I wish I could say I was being clever with autology. In fact, I was just being lazy.

I am obliged to my listener, though, for reminding me of autology and heterology. I last encountered them some decades ago as an undergraduate taking Prof. Kneebone's elective in the Foundations of Mathematics.

That course covered, inter alia, the effort in the years around 1900 to put the Theory of Sets on a sound philosophical footing. One obstacle to doing so was a group of surprisingly simple logical puzzles like the Barber Paradox. (A certain town has a municipal ordinance that all men must be clean-shaven. The town barber shaves only those men who don't shave themselves. Who shaves the barber?)

One of those puzzles concerns adjectives. There is a set of adjectives that describe themselves. "Short" is short, "polysyllabic" is polysyllabic, "old" is old, "English" is English, etc. Call these adjectives "autological."

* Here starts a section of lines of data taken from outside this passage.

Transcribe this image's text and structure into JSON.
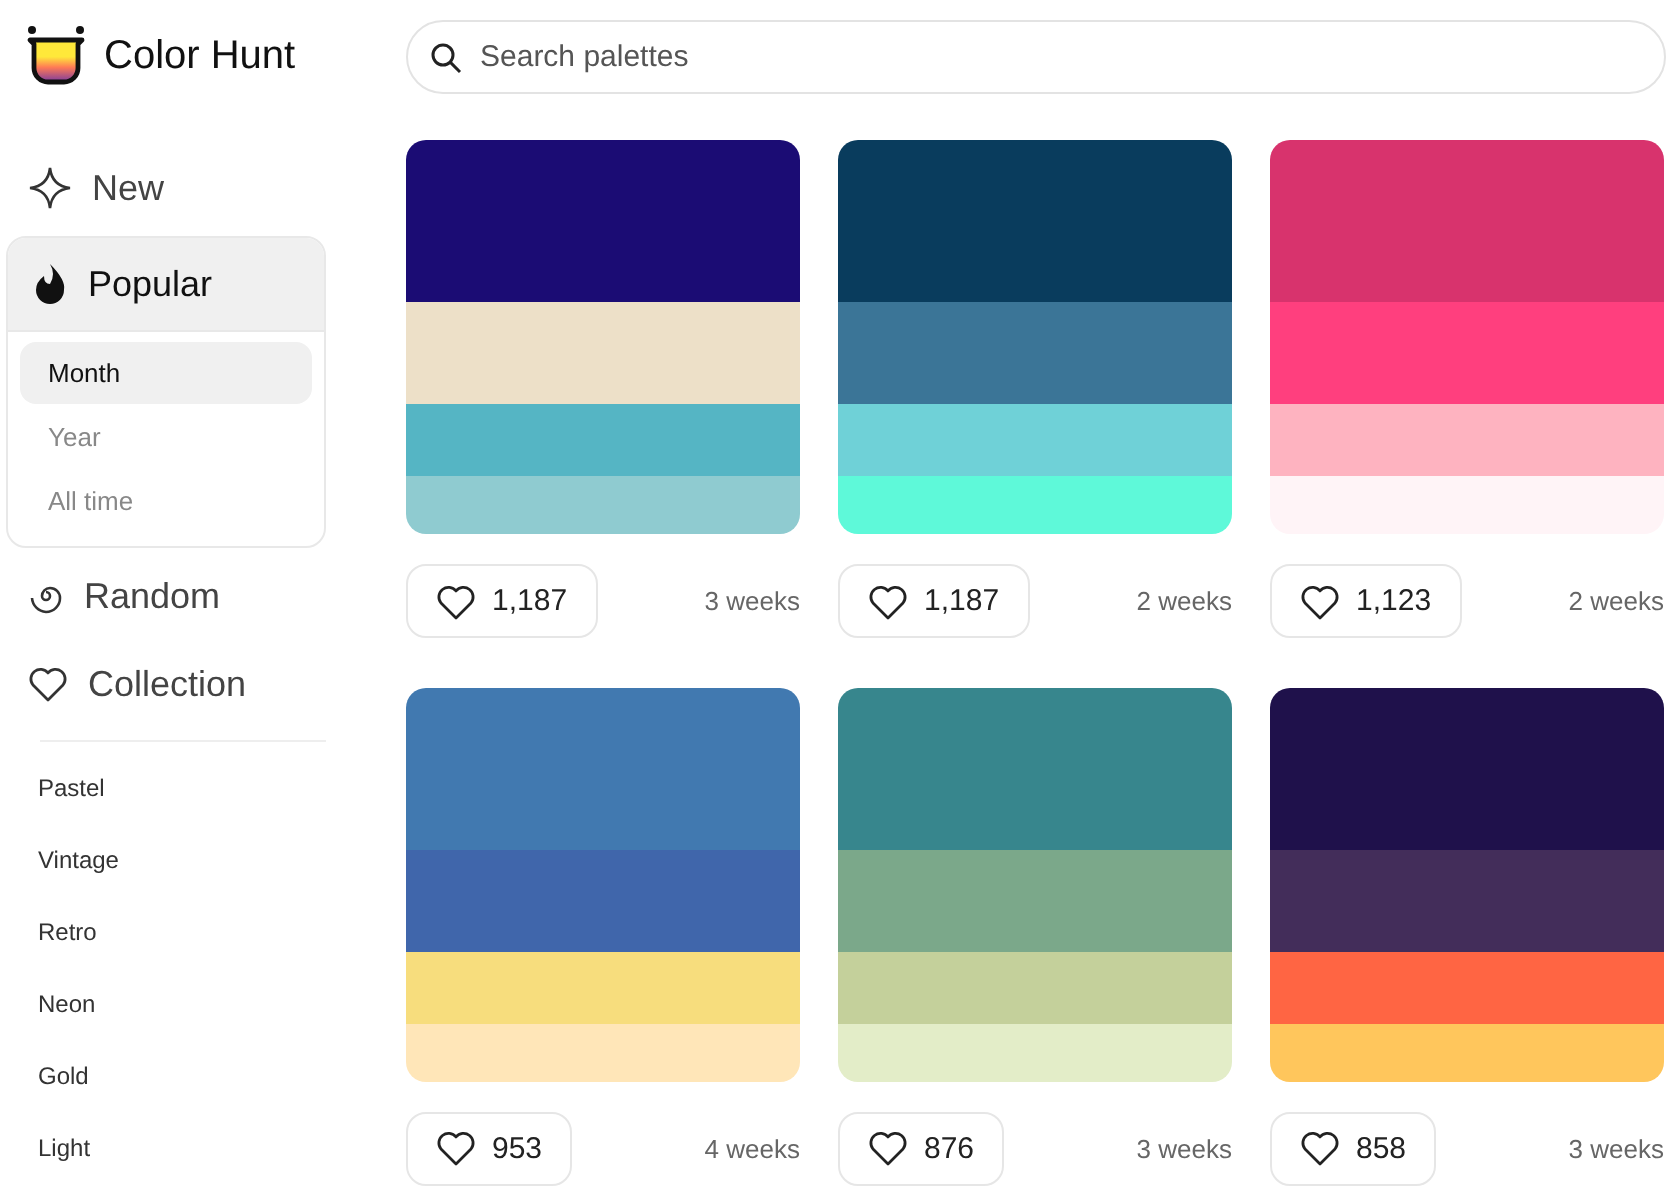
{
  "brand": {
    "name": "Color Hunt"
  },
  "search": {
    "placeholder": "Search palettes"
  },
  "nav": [
    {
      "kind": "new",
      "label": "New",
      "selected": false
    },
    {
      "kind": "popular",
      "label": "Popular",
      "selected": true,
      "expanded": true,
      "children": [
        {
          "label": "Month",
          "selected": true
        },
        {
          "label": "Year",
          "selected": false
        },
        {
          "label": "All time",
          "selected": false
        }
      ]
    },
    {
      "kind": "random",
      "label": "Random",
      "selected": false
    },
    {
      "kind": "collection",
      "label": "Collection",
      "selected": false
    }
  ],
  "tags": [
    "Pastel",
    "Vintage",
    "Retro",
    "Neon",
    "Gold",
    "Light"
  ],
  "palettes": [
    {
      "swatches": [
        {
          "color": "#1b0c74"
        },
        {
          "color": "#ede0c8"
        },
        {
          "color": "#55b5c4"
        },
        {
          "color": "#8fcbd0"
        }
      ],
      "likes": "1,187",
      "age": "3 weeks"
    },
    {
      "swatches": [
        {
          "color": "#093c5d"
        },
        {
          "color": "#3b7597"
        },
        {
          "color": "#6fd1d7"
        },
        {
          "color": "#5ef9d9"
        }
      ],
      "likes": "1,187",
      "age": "2 weeks"
    },
    {
      "swatches": [
        {
          "color": "#d8336d"
        },
        {
          "color": "#ff3f7e"
        },
        {
          "color": "#feb3c0"
        },
        {
          "color": "#fff4f7"
        }
      ],
      "likes": "1,123",
      "age": "2 weeks"
    },
    {
      "swatches": [
        {
          "color": "#4179b0"
        },
        {
          "color": "#4066ab"
        },
        {
          "color": "#f7dd7d"
        },
        {
          "color": "#ffe6b8"
        }
      ],
      "likes": "953",
      "age": "4 weeks"
    },
    {
      "swatches": [
        {
          "color": "#37868d"
        },
        {
          "color": "#7ba88a"
        },
        {
          "color": "#c4d09b"
        },
        {
          "color": "#e3edc8"
        }
      ],
      "likes": "876",
      "age": "3 weeks"
    },
    {
      "swatches": [
        {
          "color": "#1f114b"
        },
        {
          "color": "#432d5a"
        },
        {
          "color": "#ff6543"
        },
        {
          "color": "#ffc65c"
        }
      ],
      "likes": "858",
      "age": "3 weeks"
    }
  ]
}
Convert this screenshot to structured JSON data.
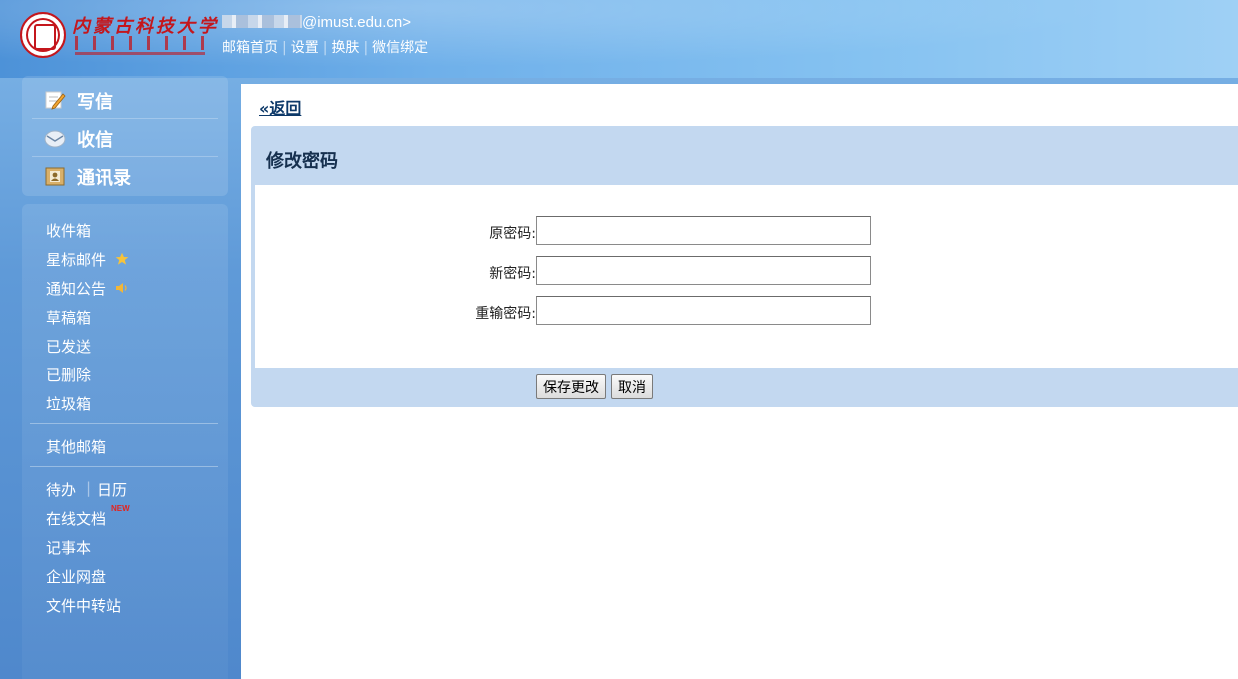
{
  "header": {
    "logo_text": "内蒙古科技大学",
    "user_email_suffix": "@imust.edu.cn>",
    "nav": [
      {
        "label": "邮箱首页"
      },
      {
        "label": "设置"
      },
      {
        "label": "换肤"
      },
      {
        "label": "微信绑定"
      }
    ]
  },
  "sidebar": {
    "primary": [
      {
        "label": "写信",
        "icon": "pencil-icon"
      },
      {
        "label": "收信",
        "icon": "inbox-envelope-icon"
      },
      {
        "label": "通讯录",
        "icon": "address-book-icon"
      }
    ],
    "folders": [
      {
        "label": "收件箱"
      },
      {
        "label": "星标邮件",
        "icon": "star-icon"
      },
      {
        "label": "通知公告",
        "icon": "speaker-icon"
      },
      {
        "label": "草稿箱"
      },
      {
        "label": "已发送"
      },
      {
        "label": "已删除"
      },
      {
        "label": "垃圾箱"
      }
    ],
    "other_mailbox": "其他邮箱",
    "tools": {
      "todo": "待办",
      "calendar": "日历",
      "online_docs": "在线文档",
      "new_badge": "NEW",
      "notepad": "记事本",
      "netdisk": "企业网盘",
      "transfer": "文件中转站"
    }
  },
  "content": {
    "back_link": "«返回",
    "form_title": "修改密码",
    "fields": [
      {
        "label": "原密码:",
        "value": ""
      },
      {
        "label": "新密码:",
        "value": ""
      },
      {
        "label": "重输密码:",
        "value": ""
      }
    ],
    "save_button": "保存更改",
    "cancel_button": "取消"
  },
  "colors": {
    "brand_red": "#c4161c",
    "sidebar_blue": "#5f9ad8",
    "form_panel": "#c3d8f0",
    "link_dark": "#0c3868"
  }
}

There is a different set of adjectives that do not describe themselves. "Long" is not long, "monosyllabic" is not monosyllabic, "new" is not new, "French" is not French, etc. Call these adjectives "heterological." 

Question: Is "heterological" heterological?

Curing the hiccups Also with reference to the July 16th Radio Derb

Mr. Derbyshire,

Sorry to hear about Brazil President Bolsonaro's hiccups problem. Perhaps you could forward this to him after reading it: "Termination of intractable hiccups with digital rectal massage" in Annals of Emergency Medicine (vol. 17, p. 872).

An article about it for the nonspecialist appears here.

Tell the Prez there is no need to thank me.  I'm just someone who closely follows the staggering progress of modern medical science.

Thank you, Sir. I have forwarded those links to President Bolsonaro's office. I do hope the references are authentic. Reading the nonspecialist one, I got the faint impression of something a bit suspicious, but … I just couldn't put my finger on it.